Tive o privilégio de assistir, no Porto (Teatro do Campo Alegre), ontem à noite, à centésima edição das "Quintas de leitura". Os valiosos préstimos do amigo João Reis Lima e do banco que representa, o Montepio Geral, instituição mais do que centenária, possibilitaram-me ter uma noite/sarau quase renascentista. Inesquecível. O mote foi a poesia. João Gesta o programador e grande responsável pelo evento que já conta com oito anos, crê que "é impossível viver sem Poesia. Ou, como diria o Poeta, Sonhar é preciso”. Pelas vozes das apresentadoras de serviço, Adriana Faria e Teresa Coutinho ("uma é morena, a outra sabe-se lá"), desfilaram perante cerca de trezentas pessoas, os bailarinos da Vortice Dance Company (magnífica coreografia coadjuvada por simples mas eficazes adereços: o efeito de gigantes ventoinhas e esferas de esferovite é avassalador); as melodias de Chopin pelas mãos do adolescente pianista Raúl Peixoto da Costa; as vozes de sete amadores de poesia, resultado de um casting que envolveu mais de duzentos participantes e que sentiram e fizeram sentir as palavras de poetas portugueses e não-portugueses; as sílabas do "fraseador" Pedro Lamares que me espantou com a convicção e alma com que vive os poemas que cantou (!); e as músicas do fenómeno B Fachada, razão primeira para a minha presença naquele local.
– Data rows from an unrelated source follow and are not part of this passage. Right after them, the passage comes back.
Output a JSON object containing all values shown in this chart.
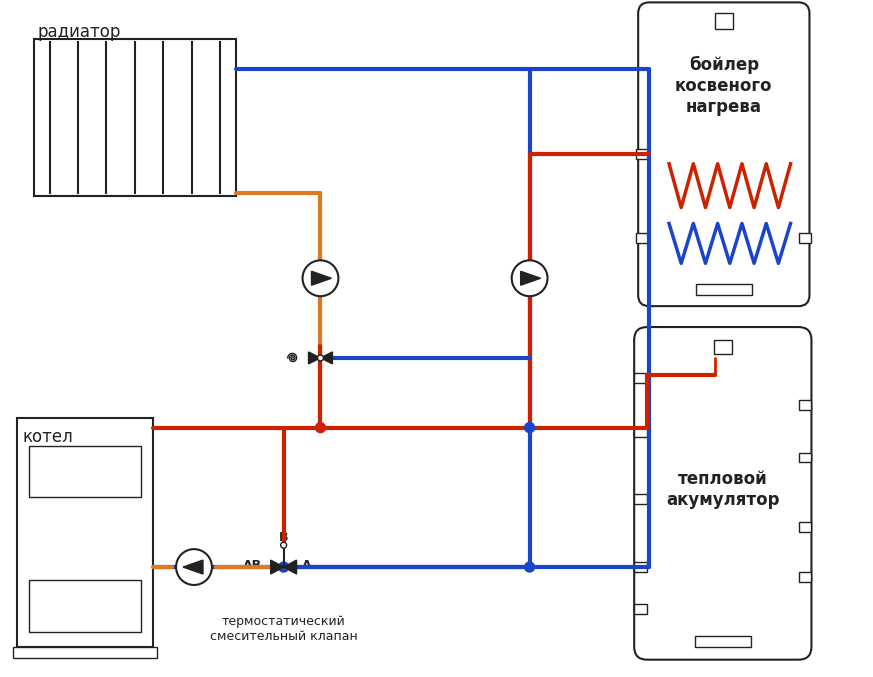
{
  "bg_color": "#ffffff",
  "red": "#cc2200",
  "blue": "#1a44cc",
  "orange": "#e07820",
  "dark": "#222222",
  "line_width": 3.0,
  "radiator_label": "радиатор",
  "boiler_label": "бойлер\nкосвеного\nнагрева",
  "accumulator_label": "тепловой\nакумулятор",
  "kotel_label": "котел",
  "valve_label": "термостатический\nсмесительный клапан"
}
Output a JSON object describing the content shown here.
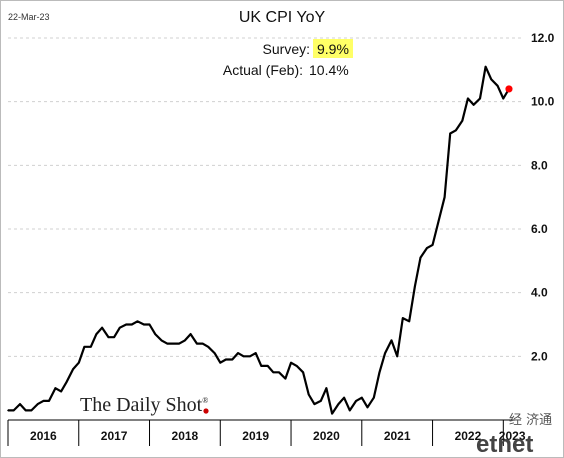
{
  "header": {
    "date": "22-Mar-23",
    "title": "UK CPI YoY"
  },
  "annotation": {
    "survey_label": "Survey:",
    "survey_value": "9.9%",
    "actual_label": "Actual (Feb):",
    "actual_value": "10.4%",
    "highlight_color": "#ffff66"
  },
  "branding": {
    "source": "The Daily Shot",
    "registered_mark": "®",
    "watermark_cn": "经 济通",
    "watermark_en": "etnet"
  },
  "colors": {
    "line": "#000000",
    "marker": "#ff0000",
    "grid": "#d0d0d0",
    "axis": "#000000"
  },
  "chart_data": {
    "type": "line",
    "title": "UK CPI YoY",
    "xlabel": "",
    "ylabel": "",
    "ylim": [
      0,
      12
    ],
    "yticks": [
      2.0,
      4.0,
      6.0,
      8.0,
      10.0,
      12.0
    ],
    "ytick_labels": [
      "2.0",
      "4.0",
      "6.0",
      "8.0",
      "10.0",
      "12.0"
    ],
    "year_labels": [
      "2016",
      "2017",
      "2018",
      "2019",
      "2020",
      "2021",
      "2022",
      "2023"
    ],
    "x_start": 2016,
    "x_end": 2023.25,
    "grid": true,
    "legend": "none",
    "series": [
      {
        "values": [
          [
            2016.0,
            0.3
          ],
          [
            2016.08,
            0.3
          ],
          [
            2016.17,
            0.5
          ],
          [
            2016.25,
            0.3
          ],
          [
            2016.33,
            0.3
          ],
          [
            2016.42,
            0.5
          ],
          [
            2016.5,
            0.6
          ],
          [
            2016.58,
            0.6
          ],
          [
            2016.67,
            1.0
          ],
          [
            2016.75,
            0.9
          ],
          [
            2016.83,
            1.2
          ],
          [
            2016.92,
            1.6
          ],
          [
            2017.0,
            1.8
          ],
          [
            2017.08,
            2.3
          ],
          [
            2017.17,
            2.3
          ],
          [
            2017.25,
            2.7
          ],
          [
            2017.33,
            2.9
          ],
          [
            2017.42,
            2.6
          ],
          [
            2017.5,
            2.6
          ],
          [
            2017.58,
            2.9
          ],
          [
            2017.67,
            3.0
          ],
          [
            2017.75,
            3.0
          ],
          [
            2017.83,
            3.1
          ],
          [
            2017.92,
            3.0
          ],
          [
            2018.0,
            3.0
          ],
          [
            2018.08,
            2.7
          ],
          [
            2018.17,
            2.5
          ],
          [
            2018.25,
            2.4
          ],
          [
            2018.33,
            2.4
          ],
          [
            2018.42,
            2.4
          ],
          [
            2018.5,
            2.5
          ],
          [
            2018.58,
            2.7
          ],
          [
            2018.67,
            2.4
          ],
          [
            2018.75,
            2.4
          ],
          [
            2018.83,
            2.3
          ],
          [
            2018.92,
            2.1
          ],
          [
            2019.0,
            1.8
          ],
          [
            2019.08,
            1.9
          ],
          [
            2019.17,
            1.9
          ],
          [
            2019.25,
            2.1
          ],
          [
            2019.33,
            2.0
          ],
          [
            2019.42,
            2.0
          ],
          [
            2019.5,
            2.1
          ],
          [
            2019.58,
            1.7
          ],
          [
            2019.67,
            1.7
          ],
          [
            2019.75,
            1.5
          ],
          [
            2019.83,
            1.5
          ],
          [
            2019.92,
            1.3
          ],
          [
            2020.0,
            1.8
          ],
          [
            2020.08,
            1.7
          ],
          [
            2020.17,
            1.5
          ],
          [
            2020.25,
            0.8
          ],
          [
            2020.33,
            0.5
          ],
          [
            2020.42,
            0.6
          ],
          [
            2020.5,
            1.0
          ],
          [
            2020.58,
            0.2
          ],
          [
            2020.67,
            0.5
          ],
          [
            2020.75,
            0.7
          ],
          [
            2020.83,
            0.3
          ],
          [
            2020.92,
            0.6
          ],
          [
            2021.0,
            0.7
          ],
          [
            2021.08,
            0.4
          ],
          [
            2021.17,
            0.7
          ],
          [
            2021.25,
            1.5
          ],
          [
            2021.33,
            2.1
          ],
          [
            2021.42,
            2.5
          ],
          [
            2021.5,
            2.0
          ],
          [
            2021.58,
            3.2
          ],
          [
            2021.67,
            3.1
          ],
          [
            2021.75,
            4.2
          ],
          [
            2021.83,
            5.1
          ],
          [
            2021.92,
            5.4
          ],
          [
            2022.0,
            5.5
          ],
          [
            2022.08,
            6.2
          ],
          [
            2022.17,
            7.0
          ],
          [
            2022.25,
            9.0
          ],
          [
            2022.33,
            9.1
          ],
          [
            2022.42,
            9.4
          ],
          [
            2022.5,
            10.1
          ],
          [
            2022.58,
            9.9
          ],
          [
            2022.67,
            10.1
          ],
          [
            2022.75,
            11.1
          ],
          [
            2022.83,
            10.7
          ],
          [
            2022.92,
            10.5
          ],
          [
            2023.0,
            10.1
          ],
          [
            2023.08,
            10.4
          ]
        ]
      }
    ],
    "highlight_point": [
      2023.08,
      10.4
    ]
  }
}
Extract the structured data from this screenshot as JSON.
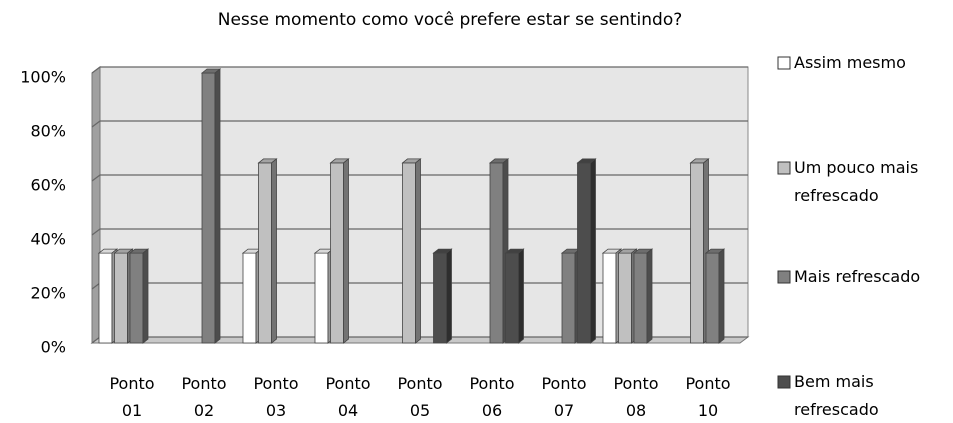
{
  "chart_data": {
    "type": "bar3d",
    "title": "Nesse momento como você prefere estar se sentindo?",
    "categories": [
      "Ponto 01",
      "Ponto 02",
      "Ponto 03",
      "Ponto 04",
      "Ponto 05",
      "Ponto 06",
      "Ponto 07",
      "Ponto 08",
      "Ponto 10"
    ],
    "series": [
      {
        "name": "Assim mesmo",
        "color": "#ffffff",
        "values": [
          33.3,
          0,
          33.3,
          33.3,
          0,
          0,
          0,
          33.3,
          0
        ]
      },
      {
        "name": "Um pouco mais refrescado",
        "color": "#c0c0c0",
        "values": [
          33.3,
          0,
          66.7,
          66.7,
          66.7,
          0,
          0,
          33.3,
          66.7
        ]
      },
      {
        "name": "Mais refrescado",
        "color": "#808080",
        "values": [
          33.3,
          100,
          0,
          0,
          0,
          66.7,
          33.3,
          33.3,
          33.3
        ]
      },
      {
        "name": "Bem mais refrescado",
        "color": "#4d4d4d",
        "values": [
          0,
          0,
          0,
          0,
          33.3,
          33.3,
          66.7,
          0,
          0
        ]
      }
    ],
    "ylim": [
      0,
      100
    ],
    "yticks": [
      {
        "value": 0,
        "label": "0%"
      },
      {
        "value": 20,
        "label": "20%"
      },
      {
        "value": 40,
        "label": "40%"
      },
      {
        "value": 60,
        "label": "60%"
      },
      {
        "value": 80,
        "label": "80%"
      },
      {
        "value": 100,
        "label": "100%"
      }
    ],
    "grid": true,
    "legend": "right"
  }
}
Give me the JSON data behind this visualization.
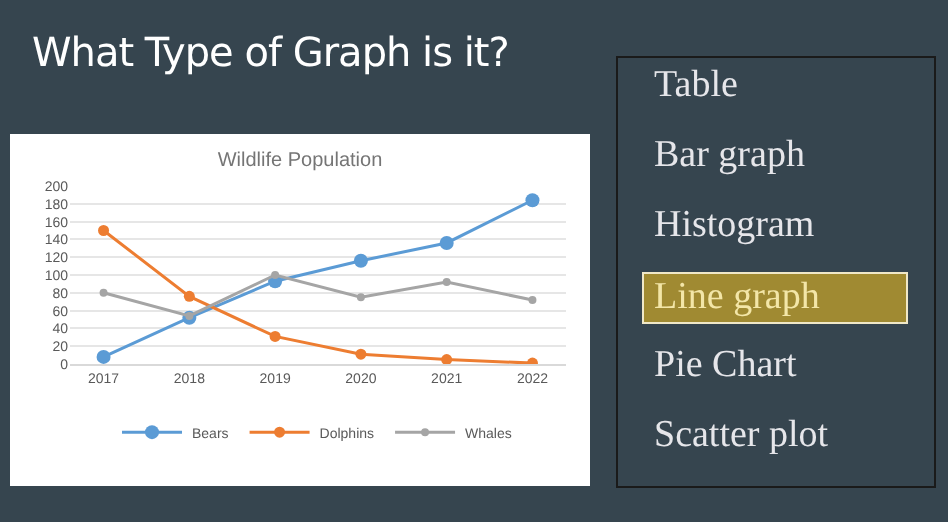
{
  "chart_data": {
    "type": "line",
    "title": "Wildlife Population",
    "categories": [
      "2017",
      "2018",
      "2019",
      "2020",
      "2021",
      "2022"
    ],
    "series": [
      {
        "name": "Bears",
        "color": "#5b9bd5",
        "values": [
          8,
          52,
          93,
          116,
          136,
          184
        ]
      },
      {
        "name": "Dolphins",
        "color": "#ed7d31",
        "values": [
          150,
          76,
          31,
          11,
          5,
          1
        ]
      },
      {
        "name": "Whales",
        "color": "#a5a5a5",
        "values": [
          80,
          54,
          100,
          75,
          92,
          72
        ]
      }
    ],
    "ylim": [
      0,
      200
    ],
    "yticks": [
      0,
      20,
      40,
      60,
      80,
      100,
      120,
      140,
      160,
      180,
      200
    ],
    "grid": "y",
    "legend": "bottom",
    "marker": "circle",
    "line_style": "solid",
    "annotations": [
      "What Type of Graph is it?",
      "Table",
      "Bar graph",
      "Histogram",
      "Line graph",
      "Pie Chart",
      "Scatter plot"
    ]
  }
}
Foram quase quatro horas de espectáculo. Faltavam cinco minutos para as duas da madrugada quando B Fachada começou a sua actuação. Talvez por isso, o público não era propriamente o mais amigável. Metade da plateia tinha já abandonado a sala (isso mesmo foi registado pelo artista, sempre muito dialogante) e os que ficaram não eram muito conhecedores do seu trabalho. Nunca tinha visto B Fachada a actuar. Pareceu-me que não se leva a sério. O pior é que a atitude é contagiante e, de repente, parecia estar perante um cómico e não um músico. Fiquei sem perceber se é sempre assim ou se foram as circunstâncias. Ajudado pelo contrabaixo do seu amigo Martim Torres, fiquei com a sensação, apesar de ter gostado do que ouvi, que poderia ter feito mais. B Fachada vale muito mais do que mostrou. Sempre inteligente e com um sentido de humor refinado ("esta foi uma música cheia de intertextualidade... modesta contribuição depois de tantas mostras de cultura que pudemos assistir hoje à noite") acompanhado pela sua guitarra presa por um fio, rejeitou as palminhas (abençoado seja!) porque não o deixavam tocar. Era importante que o público não se esquecesse que estava perante "um mau músico", disse ele. Tocou quase tudo do seu trabalho mais recente e ainda coisas mais antigas. Mostrou-se mas mostrou-se pouco. Quem não conhecia ficou sem saber o seu real valor. Quem já conhecia, ficou com este amargo de boca. Outro concerto clarificará as coisas. Eram quase três da manhã quando as apresentadoras loira e morena, selaram o final do espectáculo com um inesperado mas propositado beijo de lábios. Foi a nota levemente surreal numa noite especial que espero ver repetida nas próximas edições.
1 comentário:
Grande texto, Jorge! Gostava de ter assistido. Sempre te disse que o Fachada parece não se levar a sério. E ainda bem.